Back to Blogs

How SAM 2 and Encord Transforms Video Annotation

August 1, 2024
5 mins
blog image

The future of video annotation in here! In this blog, we'll explore how Meta's Segment Anything Model 2 (SAM 2) revolutionizes dataset creation and annotation. Whether you're working on image or video data, SAM 2's enhanced capabilities promise to streamline and elevate your annotation tasks.
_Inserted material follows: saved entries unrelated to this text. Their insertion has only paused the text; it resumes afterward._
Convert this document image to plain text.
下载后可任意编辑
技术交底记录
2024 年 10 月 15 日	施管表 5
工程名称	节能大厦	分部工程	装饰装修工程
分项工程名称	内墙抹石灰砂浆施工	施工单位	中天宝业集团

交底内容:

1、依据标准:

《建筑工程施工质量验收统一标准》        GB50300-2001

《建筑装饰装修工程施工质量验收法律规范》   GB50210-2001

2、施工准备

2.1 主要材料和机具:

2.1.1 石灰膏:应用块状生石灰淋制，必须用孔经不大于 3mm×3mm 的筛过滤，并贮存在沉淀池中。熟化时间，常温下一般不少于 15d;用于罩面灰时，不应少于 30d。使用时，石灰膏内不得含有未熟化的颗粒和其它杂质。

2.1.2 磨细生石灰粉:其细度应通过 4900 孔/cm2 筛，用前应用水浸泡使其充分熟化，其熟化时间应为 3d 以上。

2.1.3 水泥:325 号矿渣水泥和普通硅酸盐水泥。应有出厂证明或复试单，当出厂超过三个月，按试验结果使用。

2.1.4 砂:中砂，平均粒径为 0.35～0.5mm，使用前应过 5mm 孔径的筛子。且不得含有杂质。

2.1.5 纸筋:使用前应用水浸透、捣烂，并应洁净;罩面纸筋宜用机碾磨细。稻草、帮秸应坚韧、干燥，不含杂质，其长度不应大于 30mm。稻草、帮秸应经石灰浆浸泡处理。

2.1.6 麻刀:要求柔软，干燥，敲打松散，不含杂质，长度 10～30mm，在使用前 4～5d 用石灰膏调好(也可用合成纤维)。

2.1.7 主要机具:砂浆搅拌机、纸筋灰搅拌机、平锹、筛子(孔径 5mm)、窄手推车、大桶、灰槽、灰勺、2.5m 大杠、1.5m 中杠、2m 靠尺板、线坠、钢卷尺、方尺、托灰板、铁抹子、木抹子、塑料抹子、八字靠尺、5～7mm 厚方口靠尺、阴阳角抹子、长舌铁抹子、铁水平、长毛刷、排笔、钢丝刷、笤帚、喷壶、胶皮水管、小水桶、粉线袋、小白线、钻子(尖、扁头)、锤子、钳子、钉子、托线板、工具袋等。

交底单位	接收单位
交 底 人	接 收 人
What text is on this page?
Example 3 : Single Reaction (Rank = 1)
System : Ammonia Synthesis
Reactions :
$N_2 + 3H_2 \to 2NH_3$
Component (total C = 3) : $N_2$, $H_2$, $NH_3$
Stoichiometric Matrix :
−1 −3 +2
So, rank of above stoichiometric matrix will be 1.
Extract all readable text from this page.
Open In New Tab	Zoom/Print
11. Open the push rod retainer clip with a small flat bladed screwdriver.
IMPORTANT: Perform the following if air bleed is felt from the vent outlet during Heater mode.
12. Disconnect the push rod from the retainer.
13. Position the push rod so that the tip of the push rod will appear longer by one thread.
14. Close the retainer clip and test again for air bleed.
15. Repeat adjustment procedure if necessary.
We'll dive into the powerful features of SAM 2, the creation of the extensive SA-V dataset, and show you how to harness these tools through Encord to curate your own datasets efficiently. Ready to transform your annotation workflows? Let's get started!

Overview of SAM 2

SAM 2 is Meta’s new foundation model that extends the capabilities of the original Segment Anything Model (SAM) into the video domain. Designed to handle both static images and dynamic video content, SAM 2 integrates advanced segmentation and tracking functionalities within a single, efficient framework. Key features include:

  • Real-Time Object Tracking: SAM 2 can track objects consistently across video frames in real-time, ensuring accurate segmentation even when objects temporarily disappear from view.
  • Memory Module: The model includes a per-session memory module that maintains and tracks selected objects across all frames of a video. This memory system enables dynamic corrections and adjustments based on supplementary prompts, enhancing the accuracy and reliability of segmentation.
  • Improved Performance and Efficiency: Building on the original SAM, SAM 2 offers enhanced performance with faster inference speeds, making it highly accessible and practical for a wide range of applications, from video editing to mixed reality experiences.

Overview of SA-V Dataset

The SA-V dataset is a large and diverse collection of video annotations created using the SAM 2 data engine. This dataset is designed to support the development and evaluation of advanced video segmentation models. Key aspects of the SA-V dataset include:

  • Extensive Coverage: The SA-V dataset includes a vast array of objects and object parts, ensuring comprehensive coverage that facilitates the training of models capable of "segmenting anything" in videos.
  • High-Quality Annotations: The dataset was created through a meticulous annotation process involving human annotators and the SAM 2 model. This process ensures high-quality, precise segmentations across all frames of the videos.
  • Interactive Annotation Workflow: The data engine employs an interactive model-in-the-loop setup, allowing annotators to refine and correct mask predictions dynamically. This approach significantly speeds up the annotation process while maintaining accuracy.
  • Verification and Quality Control: To uphold annotation quality, a verification step is incorporated where separate annotators assess and confirm the accuracy of each masklet. Unsatisfactory annotations are refined or rejected to ensure consistency and reliability.

blog image

SAM 2: Segment Anything in Images and Videos

Understanding SAM 2 Data Engine

When starting a project that requires comprehensive video segmentation, having a large and diverse dataset is important. However, starting from scratch can be challenging due to initial lack of data needed to train a robust model. That’s why SAM 2 data engine was introduced. It is designed to address this problem by progressively building up a high-quality dataset and improving annotation efficiency over time.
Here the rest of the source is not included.